If you restart iptables, the "default rules" are loaded; those that are mentioned in some of the init scripts. So after restarting iptables your newly added rule is flushed away, unless you write it to the same place where all the other rules are (you should see where they are saved from the init script that loads iptables during boot). The command iptables-save
produces an output that you can redirect to a file like
iptables-save > iptables.rules
and then use that file to load the rules back if you happen to flush them. The output of iptables-save is just the same as if you would give the iptables commands one by one, but in a bit different form. You can load the file using iptables-restore
, I could imagine like
iptables-restore < iptables.rules
for more information about this.
I'm not sure how your iptables rules are built, but it should not be needed to restart the service; new rules should take action on all new connections. Maybe the rule not affecting has something to do with the way your iptables rules and chains are laid; is it a "stock-one" that came with your install, or have you created the rules yourself?
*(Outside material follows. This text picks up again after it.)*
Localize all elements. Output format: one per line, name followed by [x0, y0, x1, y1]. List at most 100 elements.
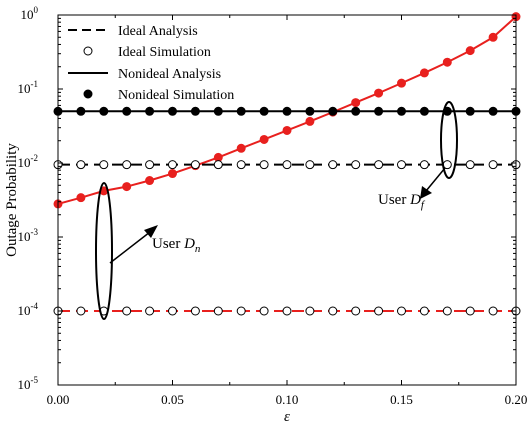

I would recommend creating the iptables rules yourself from scratch, maybe using some "template", but yourself so that you know exactly what is going on in there. I'm not sure if iptables "reads" the rules from top till bottom or vice versa, i.e. does it matter when a rule is added (after or before a similar rule -- if two matching rules are found, which one of them is the effective one?)
My guess, though just a guess, is that the mentioned port matches some other rule that takes action and your new rule is not used. I'd start off by looking where the iptables rules are stored, read the whole file trough and try to deduce what is actually done to block the port; is it just a POLICY (-P) or maybe an appended (-A) rule? In the latter case you'll need to alter the APPENDed rule, or create a new one before it.
Maybe reading the man page (or texinfo: info iptables
) reveals more about how iptables handles the information, and reading the appropriate initscript might tell you where to look for the rules. Anyway, after you get it working, you must write your new rule to the same place where all the other rules are "loaded" during boot, unless you want t manually type it in every boot.